February 13, 2014
The juicy lives of Japan’s literary greats, now in comic book form
by Martin Rouse
Even if you’ve never read a book in your life, you probably have a special place in your heart for at least one famous literary figure (no judgment, Jane Austen fans). Japanese manga artists understand this, and thus continue to crank out comics based on the lives of famous Japanese writers.
“Lives meaning biographies?” you ask skeptically, already losing interest. No way! “Lives” meaning the juicy love details, favorite foods, and everything you actually want to know about the lives of literary greats.
Manga artists have always had an obsession with literary, historical, and now philosophical figures, but this recent crop of author fare is particularly fun.
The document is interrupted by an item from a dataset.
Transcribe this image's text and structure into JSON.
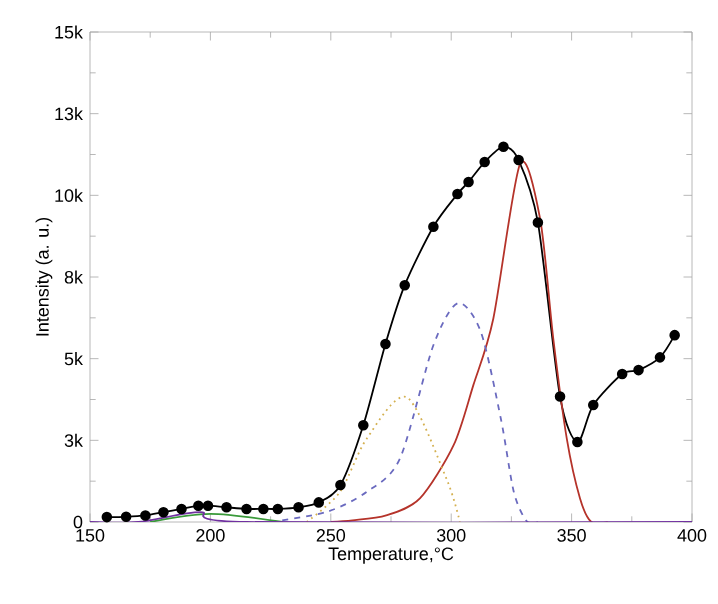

Asahi Shimbun staff writer Kensuke Nonami notes “Koisuru Bungo” (Literary Giants in Love), a manga that details the real life romantic pursuits of Soseki Natsume, Ogai Mori, and Junichiro Tanizaki, who scandalously “encouraged his wife to have a relationship with his friend and fellow writer.”
Or, if sensual love stories somehow aren’t your thing, there’s also “Bungo no Shokusai” (Literary Giants’ Gourmet Foods), which illustrates various authors’ preferred cuisine, or—even better—“Bungo Stray Dogs,” which reinvents authors like Osamu Dazai and Rampo Edogawa as armed detectives with super powers based on their writings.
Lest you assume comic books featuring great literary minds would be too dense to actually enjoy, Nonami assures you that “Koisuru Bungo” is drawn in easily digestible “kyun kyun” style, a cute rendering of characters designed to please girls and young women. “Bungo Stray Dogs” is also especially popular with women, and would be a great gift for anyone who loves explosions or hates getting headaches from big words.
Its editor, Hirotsugu Kato, has his own take on this phenomenon, saying, “[These comics have] been criticized for being far-fetched … but it makes me glad when I hear that young readers who had never read or been interested in the great writers’ works say they now read their representative works.”
Representative works? It’s easy to forget that these manga characters actually wrote something in the way of literature at some point. If pressed, Kato might tell you that Tanizaki’s novel Naomi offers more of a compelling love story than any comic ever could, or that Edogawa’s The Human Chair is one of the most thrillingly disturbing short stories around. Dazai’s The Setting Sun is a beautiful meditation on the declining aristocratic class—if one has the attention span to read it. But who does? I’d rather they have super powers.